We have to face the possibility that calories from carbs, calories from fats and calories from proteins are not the same. Proteins, for example, are very precious to the body and are preferably used for many different tasks such as muscle repair, enzyme-building and improving the immune system, but not for senseless burning of energy.

So is it surprising that people allegedly consume just the right amount of calories, but still fail to lose weight, although the maths seem to suggest weight loss must occur? I'm not surprised because in my opinion, the whole idea of counting calories is very inaccurate. If, for instance, all your calorie intake consisted of foods high in carbs (like sweets or noodles), I'd say that you would lose a lot less than if the same amount of calories was consumed by foods high in fats and / or proteins. Calories are not calories, if you know what I mean. Common sense should allow us to see this.

How can you explain starvation mode?

Image courtesy of Ohmega1982 /

Here are some attempts to still explain starvation mode:

1. If you lost a lot of weight already, you already downsized, which means you lost fat, muscle and water, and are now a "smaller" person, so to speak.

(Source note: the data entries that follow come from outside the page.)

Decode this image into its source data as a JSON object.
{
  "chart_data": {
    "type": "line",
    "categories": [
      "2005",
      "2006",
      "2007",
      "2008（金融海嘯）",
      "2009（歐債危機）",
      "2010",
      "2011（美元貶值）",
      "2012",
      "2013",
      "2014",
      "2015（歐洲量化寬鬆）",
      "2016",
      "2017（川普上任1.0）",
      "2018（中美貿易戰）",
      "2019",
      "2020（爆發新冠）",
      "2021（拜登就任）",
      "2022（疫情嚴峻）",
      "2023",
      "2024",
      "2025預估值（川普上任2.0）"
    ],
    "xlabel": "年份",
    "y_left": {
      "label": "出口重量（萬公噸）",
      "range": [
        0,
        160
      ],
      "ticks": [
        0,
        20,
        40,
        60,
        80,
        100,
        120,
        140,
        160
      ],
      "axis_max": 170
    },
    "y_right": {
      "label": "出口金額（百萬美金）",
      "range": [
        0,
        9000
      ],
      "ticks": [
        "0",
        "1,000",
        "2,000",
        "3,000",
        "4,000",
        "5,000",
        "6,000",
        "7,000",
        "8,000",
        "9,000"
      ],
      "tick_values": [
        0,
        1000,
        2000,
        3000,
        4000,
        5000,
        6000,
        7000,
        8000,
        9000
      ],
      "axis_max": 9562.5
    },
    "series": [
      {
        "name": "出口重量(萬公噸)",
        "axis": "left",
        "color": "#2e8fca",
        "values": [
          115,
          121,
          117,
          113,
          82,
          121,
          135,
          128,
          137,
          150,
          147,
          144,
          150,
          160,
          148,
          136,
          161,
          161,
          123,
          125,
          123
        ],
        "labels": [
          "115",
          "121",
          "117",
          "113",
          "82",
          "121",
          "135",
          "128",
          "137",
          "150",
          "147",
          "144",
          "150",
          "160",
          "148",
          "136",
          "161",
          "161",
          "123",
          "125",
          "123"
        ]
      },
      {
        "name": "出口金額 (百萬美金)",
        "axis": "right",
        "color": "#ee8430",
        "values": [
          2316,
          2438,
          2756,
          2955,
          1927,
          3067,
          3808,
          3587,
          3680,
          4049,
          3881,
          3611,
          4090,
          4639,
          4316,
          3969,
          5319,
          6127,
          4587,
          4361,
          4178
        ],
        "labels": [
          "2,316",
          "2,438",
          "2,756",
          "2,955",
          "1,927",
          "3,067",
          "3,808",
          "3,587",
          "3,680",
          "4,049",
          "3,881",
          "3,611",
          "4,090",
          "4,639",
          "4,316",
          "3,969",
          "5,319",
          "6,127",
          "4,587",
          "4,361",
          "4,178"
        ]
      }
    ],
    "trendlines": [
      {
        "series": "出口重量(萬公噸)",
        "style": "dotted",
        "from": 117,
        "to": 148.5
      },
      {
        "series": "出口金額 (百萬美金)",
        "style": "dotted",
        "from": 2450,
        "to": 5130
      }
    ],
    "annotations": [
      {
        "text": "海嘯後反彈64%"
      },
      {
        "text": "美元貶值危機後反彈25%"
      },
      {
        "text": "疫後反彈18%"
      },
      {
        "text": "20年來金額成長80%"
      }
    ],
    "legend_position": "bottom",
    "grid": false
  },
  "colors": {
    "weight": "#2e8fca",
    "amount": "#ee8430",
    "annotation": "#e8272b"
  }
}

As a result of this, you need to get used to eating less food than before, so what you perceived as a calorie reduction some months ago may now already cover your calorie needs!

2. If you ate too little protein, your muscles may have fallen victim to your body's attempt to save fat and reduce muscles. Why would it do that? Because muscles are the ovens of your body. By reducing the engine power in your body, your body requires less energy, and that means: Less fat to be burned in the future. It's an easy way for the body to cheaply preserve energy in the long run.

3. Perhaps you are weighing yourself too often, like every other day. Of course, your weight won't show any significant and meaningful progress, and sometimes it may seem like you gained weight. Add the psychological suffering that comes from eating the wrong or too little food, and it feels like it has been ages since you last lost weight. Remember there is A Best Time To Weigh Yourself.

4. You may suffer from a yo-yo effect. This can especially happen when you are eating sweet foods out of frustration, but at the same time keeping the calorie intake at what it's supposed to be. Like I said: It makes a big difference to your diet whether you eat a bowl of salad or the same amount of sweets in terms of calories.

Where does this leave us?

Starvation mode and metabolic rate are topics that could lead to endless discussions. I hope I have cleared up some things and I hope my arguments sounded logical and convincing to you.

From my point of view, I would answer the question "Is starvation mode a myth" like this:

Most of what people believe about starvation mode is either a myth or a make-believe scenario in order to excuse failed attempts at losing weight. However, there are reasons to believe that eating too little, or eating the wrong foods, leads to a loss of muscle tissue, which will slow down metabolism and leave the person with poor muscles and high fat depots. Therefore, some form of starvation mode might exist, although this is quite far from the original idea of what the term "starvation mode" sounds like.

So: With less muscles to support, the body automatically needs fewer calories than before, and this is the metabolic slowdown mentioned earlier.

Losing weight in the long run is better achieved by eating enough, and especially by eating the right foods: Much of proteins, little of carbs. Even if the calorie intake seems ridiculously low, there is no starvation mode if you eat the right foods. Your body does not just think in terms of calories. It likes to distinguish in terms of quality.